El tema de reflexión de este año —« En la verdad, la paz
»— expresa la convicción de que, donde y cuando el hombre
se deja iluminar por el resplandor de la verdad, emprende de modo
casi natural el camino de la paz. La Constitución pastoral Gaudium
et spes del Concilio Ecuménico Vaticano II, clausurado
hace ahora 40 años, afirma que la humanidad no conseguirá
construir « un mundo más humano para todos los hombres, en todos
los lugares de la tierra, a no ser que todos, con espíritu
renovado, se conviertan a la verdad de la paz ». Pero, ¿a qué
nos referimos al utilizar la expresión « verdad de la paz »?
Para contestar adecuadamente a esta pregunta se ha de tener
presente que la paz no puede reducirse a la simple ausencia de
conflictos armados, sino que debe entenderse como « el fruto de
un orden asignado a la sociedad humana por su divino Fundador »,
un orden « que los hombres, siempre sedientos de una justicia más
perfecta, han de llevar a cabo ». En cuanto resultado de un orden
diseñado y querido por el amor de Dios, la paz tiene su verdad
intrínseca e inapelable, y corresponde « a un anhelo y una
esperanza que nosotros tenemos de manera imborrable ».
4.
La paz, concebida de este modo, es un don celestial y una gracia
divina, que exige a todos los niveles el ejercicio de una
responsabilidad mayor: la de conformar —en la verdad, en la
justicia, en la libertad y en el amor— la historia humana con el
orden divino. Cuando falta la adhesión al orden trascendente de
la realidad, o bien el respeto de aquella « gramática » del diálogo
que es la ley moral universal, inscrita en el corazón del
hombre; cuando se obstaculiza y se impide el desarrollo
integral de la persona y la tutela de sus derechos fundamentales;
cuando muchos pueblos se ven obligados a sufrir injusticias y
desigualdades intolerables, ¿cómo se puede esperar la consecución
del bien de la paz? En efecto, faltan los elementos esenciales que
constituyen la verdad de dicho bien. San Agustín definía la paz
como « tranquillitas ordinis », la tranquilidad del
orden, es decir, aquella situación que permite en definitiva
respetar y realizar por completo la verdad del hombre.
5.
Entonces, ¿quién y qué puede impedir la consecución de la paz?

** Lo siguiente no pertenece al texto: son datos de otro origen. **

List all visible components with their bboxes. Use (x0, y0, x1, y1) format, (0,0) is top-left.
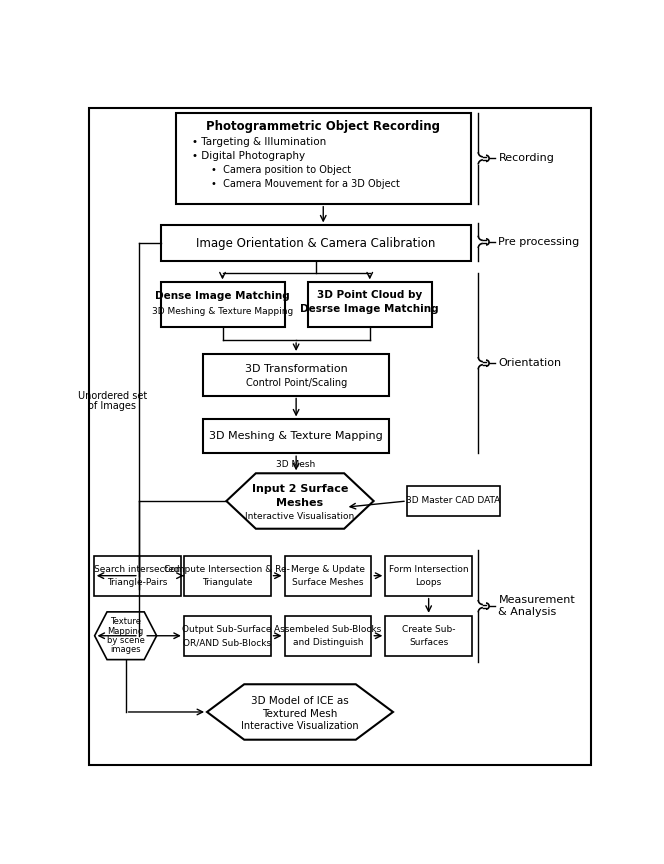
Text: 3D Meshing & Texture Mapping: 3D Meshing & Texture Mapping (152, 307, 293, 316)
Text: OR/AND Sub-Blocks: OR/AND Sub-Blocks (183, 638, 271, 647)
Bar (184, 556, 270, 595)
Text: Desrse Image Matching: Desrse Image Matching (300, 303, 439, 314)
Text: Orientation: Orientation (499, 359, 562, 368)
Text: Dense Image Matching: Dense Image Matching (155, 291, 290, 302)
Bar (161, 283, 284, 327)
Bar (203, 354, 389, 396)
Text: Loops: Loops (416, 578, 442, 588)
Text: Textured Mesh: Textured Mesh (262, 708, 338, 719)
Bar (184, 616, 270, 656)
Text: Output Sub-Surface: Output Sub-Surface (183, 625, 272, 634)
Text: Triangulate: Triangulate (202, 578, 252, 588)
Text: •  Camera Mouvement for a 3D Object: • Camera Mouvement for a 3D Object (211, 179, 400, 188)
Text: Interactive Visualisation: Interactive Visualisation (246, 511, 355, 521)
Bar (385, 556, 472, 595)
Text: Surfaces: Surfaces (409, 638, 448, 647)
Polygon shape (207, 684, 393, 740)
Text: Photogrammetric Object Recording: Photogrammetric Object Recording (207, 120, 440, 133)
Text: Search intersected: Search intersected (94, 565, 180, 574)
Text: Form Intersection: Form Intersection (389, 565, 469, 574)
Polygon shape (226, 473, 374, 529)
Text: Input 2 Surface: Input 2 Surface (252, 484, 348, 493)
Text: 3D Master CAD DATA: 3D Master CAD DATA (406, 497, 501, 505)
Text: Recording: Recording (499, 153, 554, 163)
Text: images: images (110, 645, 141, 654)
Text: Merge & Update: Merge & Update (291, 565, 365, 574)
Text: 3D Mesh: 3D Mesh (276, 460, 316, 468)
Bar (176, 113, 471, 204)
Text: Surface Meshes: Surface Meshes (292, 578, 364, 588)
Text: Unordered set: Unordered set (78, 391, 147, 401)
Polygon shape (95, 612, 157, 659)
Text: • Targeting & Illumination: • Targeting & Illumination (191, 137, 326, 147)
Text: Image Orientation & Camera Calibration: Image Orientation & Camera Calibration (196, 237, 435, 250)
Text: 3D Model of ICE as: 3D Model of ICE as (251, 696, 349, 706)
Bar (284, 556, 371, 595)
Text: Texture: Texture (110, 618, 141, 626)
Text: Control Point/Scaling: Control Point/Scaling (246, 378, 347, 388)
Bar (407, 486, 500, 516)
Bar (94, 556, 181, 595)
Text: Measurement
& Analysis: Measurement & Analysis (499, 595, 575, 617)
Text: Pre processing: Pre processing (499, 237, 580, 247)
Text: by scene: by scene (107, 636, 145, 645)
Text: Mapping: Mapping (108, 626, 143, 636)
Text: 3D Meshing & Texture Mapping: 3D Meshing & Texture Mapping (209, 431, 383, 442)
Bar (203, 419, 389, 454)
Text: • Digital Photography: • Digital Photography (191, 151, 305, 161)
Text: and Distinguish: and Distinguish (293, 638, 363, 647)
Text: Meshes: Meshes (276, 498, 323, 507)
Text: Compute Intersection & Re-: Compute Intersection & Re- (164, 565, 290, 574)
Bar (307, 283, 432, 327)
Text: Interactive Visualization: Interactive Visualization (241, 721, 359, 731)
Text: 3D Point Cloud by: 3D Point Cloud by (317, 290, 422, 301)
Bar (284, 616, 371, 656)
Text: 3D Transformation: 3D Transformation (245, 365, 347, 374)
Text: •  Camera position to Object: • Camera position to Object (211, 165, 351, 175)
Text: Triangle-Pairs: Triangle-Pairs (107, 578, 167, 588)
Text: of Images: of Images (88, 401, 136, 411)
Text: Assembeled Sub-Blocks: Assembeled Sub-Blocks (274, 625, 382, 634)
Bar (161, 226, 471, 261)
Bar (385, 616, 472, 656)
Text: Create Sub-: Create Sub- (402, 625, 456, 634)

A este propósito, la Sagrada Escritura, en su primer Libro, el Génesis,
resalta la mentira pronunciada al principio de la historia por el
ser de lengua bífida, al que el evangelista Juan califica como «
padre de la mentira » (Jn 8,44). La mentira es también
uno de los pecados que recuerda la Biblia en el capítulo final de
su último Libro, el Apocalipsis, indicando la exclusión
de los mentirosos de la Jerusalén celeste: «¡Fuera... todo el
que ame y practique la mentira! » (22,15). La mentira está
relacionada con el drama del pecado y sus consecuencias perversas,
que han causado y siguen causando efectos devastadores en la vida
de los individuos y de las naciones. Baste pensar en todo lo que
ha sucedido en el siglo pasado, cuando sistemas ideológicos y políticos
aberrantes han tergiversado de manera programada la verdad y han
llevado a la explotación y al exterminio de un número
impresionante de hombres y mujeres, e incluso de familias y
comunidades enteras. Después de tales experiencias, ¿cómo no
preocuparse seriamente ante las mentiras de nuestro tiempo, que
son como el telón de fondo de escenarios amenazadores de muerte
en diversas regiones del mundo? La auténtica búsqueda de la paz
requiere tomar conciencia de que el problema de la verdad y la
mentira concierne a cada hombre y a cada mujer, y que es decisivo
para un futuro pacífico de nuestro planeta.
6.
La paz es un anhelo imborrable en el corazón de cada persona, por
encima de las identidades culturales específicas. Precisamente
por esto, cada uno ha de sentirse comprometido en el servicio de
un bien tan precioso, procurando que ningún tipo de falsedad
contamine las relaciones. Todos los hombres pertenecen a una misma
y única familia. La exaltación exasperada de las propias
diferencias contrasta con esta verdad de fondo. Hay que recuperar
la conciencia de estar unidos por un mismo destino, trascendente
en última instancia, para poder valorar mejor las propias
diferencias históricas y culturales, buscando la coordinación,
en vez de la contraposición, con los miembros de otras culturas.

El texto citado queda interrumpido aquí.